Mean Gene brings us the Summerslam Report, sponsored by American automobile company Chevrolet, whose American trucks are as American as apple pie, Lex Luger, and Chevy trucks. Remember, if you even think about buying a Japanese car, just leave the country right now and burn your Social Security card. Gene says that the Shawn Michaels-Mr. Perfect match could be  the greatest IC title match ever, and for once, he's not exaggerating. Not to say that it was the greatest Intercontinental title match, or even close to the greatest, but at least it's not a blatant lie like predicting Wrestlemania IX would be the greatest Mania ever (Mania IX was, in fact, not much better than an episode of WWF Mania on Saturday mornings with Todd Pettengill).

Jim Cornette brings out the Heavenly Bodies for their first WWF appearance. I'm not sure what heavenly bodies they're supposed to be, but my guess would be two of our outermost planets, which are made up mostly of gas. Jim Cornette, I suppose, is the Sun, since he's the only one of these three who can actually generate heat. Their opponents are Bobby Who and newcomer Mike Bucci. Vince references the Bodies' feud with the Armstrong family, which includes the future Road Dogg. McMahon also claims that if the Bodies win the tag titles from the Steiners at Summerslam, it would be the first time that a WWF title has gone to another organization (not including the time Antonio Inoki beat Bob Backlund for the title, but the WWF never talks about that).

Looks like Del Ray has one hell of a workrate.
The Heavenly Bodies get off to an unbelievable start, setting a blistering pace for the match. Oops, my mistake. The VHS rip I'm watching is sped up significantly during this last segment. Del Ray hits a Maneuver (#3) on his opponent, the sort of short-arm crescent kick that the Godfather would do in the Attitude Era. Del Ray then hits the float-over DDT dubbed "Layin' the Smack Down" by either the Rock or whoever named the moves in WWF Attitude by Acclaim. I seriously hope that no more Maneuvers are executed during this match, as it will be a pain to sync up the audio with the sped-up footage to identify said Maneuvers. The Bodies finish off Bucci with a double team, a Del Ray moonsault while Prichard holds the standing opponent in place. Del Ray, who puts the "jiggle" in "gigolo," pins Bucci and proceeds to toss him out of the ring so that Cornette can step in and berate the Steiners.

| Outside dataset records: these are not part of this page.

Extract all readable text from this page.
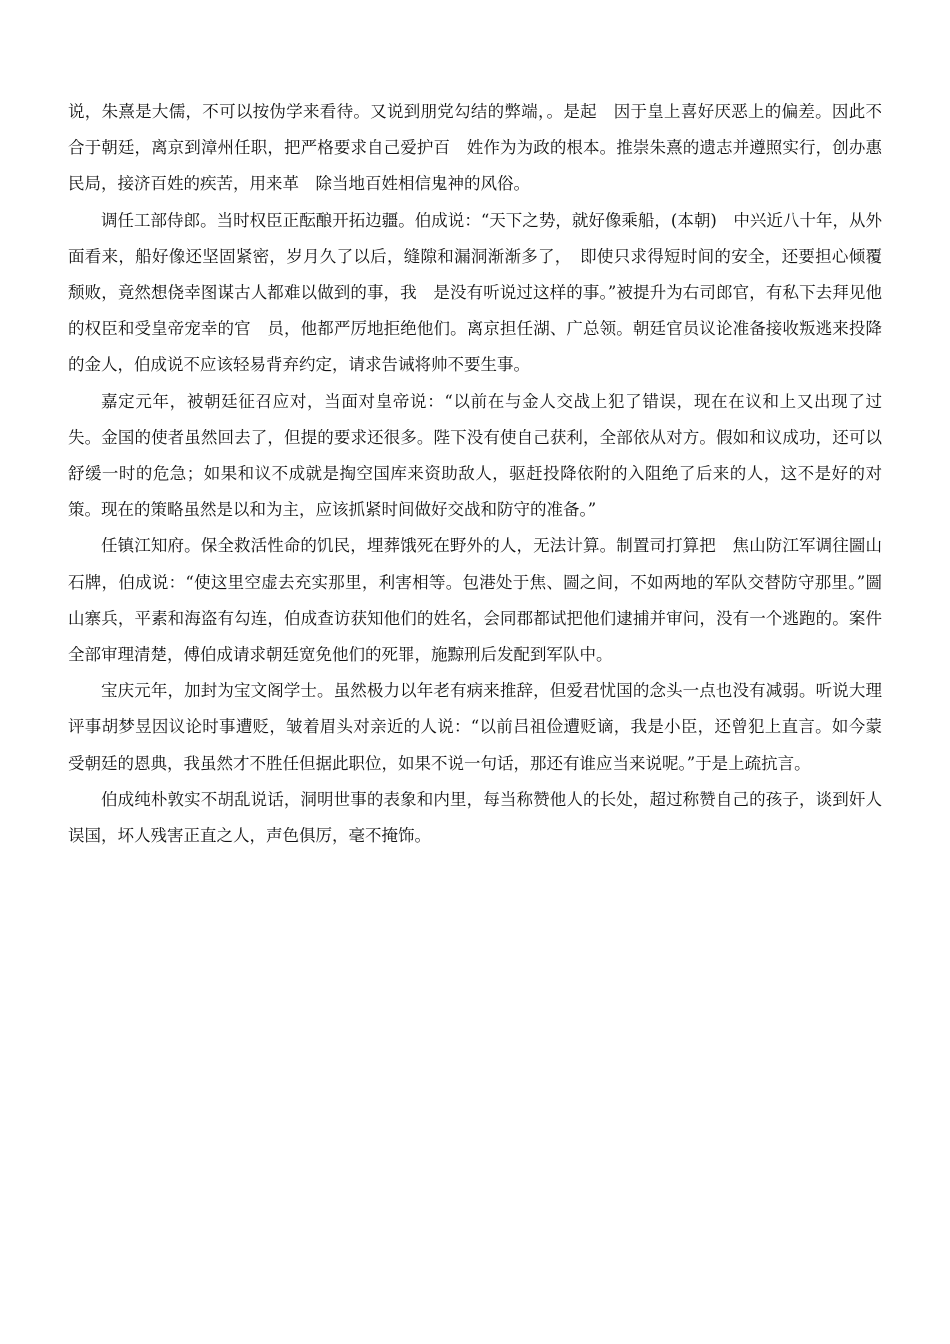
说，朱熹是大儒，不可以按伪学来看待。又说到朋党勾结的弊端，。是起　因于皇上喜好厌恶上的偏差。因此不合于朝廷，离京到漳州任职，把严格要求自己爱护百　姓作为为政的根本。推崇朱熹的遗志并遵照实行，创办惠民局，接济百姓的疾苦，用来革　除当地百姓相信鬼神的风俗。

调任工部侍郎。当时权臣正酝酿开拓边疆。伯成说：“天下之势，就好像乘船，(本朝)　中兴近八十年，从外面看来，船好像还坚固紧密，岁月久了以后，缝隙和漏洞渐渐多了，　即使只求得短时间的安全，还要担心倾覆颓败，竟然想侥幸图谋古人都难以做到的事，我　是没有听说过这样的事。”被提升为右司郎官，有私下去拜见他的权臣和受皇帝宠幸的官　员，他都严厉地拒绝他们。离京担任湖、广总领。朝廷官员议论准备接收叛逃来投降的金人，伯成说不应该轻易背弃约定，请求告诫将帅不要生事。

嘉定元年，被朝廷征召应对，当面对皇帝说：“以前在与金人交战上犯了错误，现在在议和上又出现了过失。金国的使者虽然回去了，但提的要求还很多。陛下没有使自己获利，全部依从对方。假如和议成功，还可以舒缓一时的危急；如果和议不成就是掏空国库来资助敌人，驱赶投降依附的入阻绝了后来的人，这不是好的对策。现在的策略虽然是以和为主，应该抓紧时间做好交战和防守的准备。”

任镇江知府。保全救活性命的饥民，埋葬饿死在野外的人，无法计算。制置司打算把　焦山防江军调往圌山石牌，伯成说：“使这里空虚去充实那里，利害相等。包港处于焦、圌之间，不如两地的军队交替防守那里。”圌山寨兵，平素和海盗有勾连，伯成查访获知他们的姓名，会同郡都试把他们逮捕并审问，没有一个逃跑的。案件全部审理清楚，傅伯成请求朝廷宽免他们的死罪，施黥刑后发配到军队中。

宝庆元年，加封为宝文阁学士。虽然极力以年老有病来推辞，但爱君忧国的念头一点也没有减弱。听说大理评事胡梦昱因议论时事遭贬，皱着眉头对亲近的人说：“以前吕祖俭遭贬谪，我是小臣，还曾犯上直言。如今蒙受朝廷的恩典，我虽然才不胜任但据此职位，如果不说一句话，那还有谁应当来说呢。”于是上疏抗言。

伯成纯朴敦实不胡乱说话，洞明世事的表象和内里，每当称赞他人的长处，超过称赞自己的孩子，谈到奸人误国，坏人残害正直之人，声色俱厉，毫不掩饰。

The Heavenly Bodies are a tough team to read. On the one hand, well-muscled heels like Rick Rude (or the Narcissist - remember him?) typically get heat by playing on the jealousy of the males in the audience, claiming to be the object of every woman's desire. On the other hand, extremely fat or ugly heels (like Big Vis) can get some laughs and even fan support for claiming the same thing. But what to make of the athletic but slightly out of shape Heavenly Bodies? If anything, fans will boo them until they put their clothes back on.

Final tally:

3 Maneuvers (Cumulative total: 187)

1 comment:

  1. Mike Bucci, for those who don't know, will go on to compete as Nova in ECW and Simon Dean in WWE.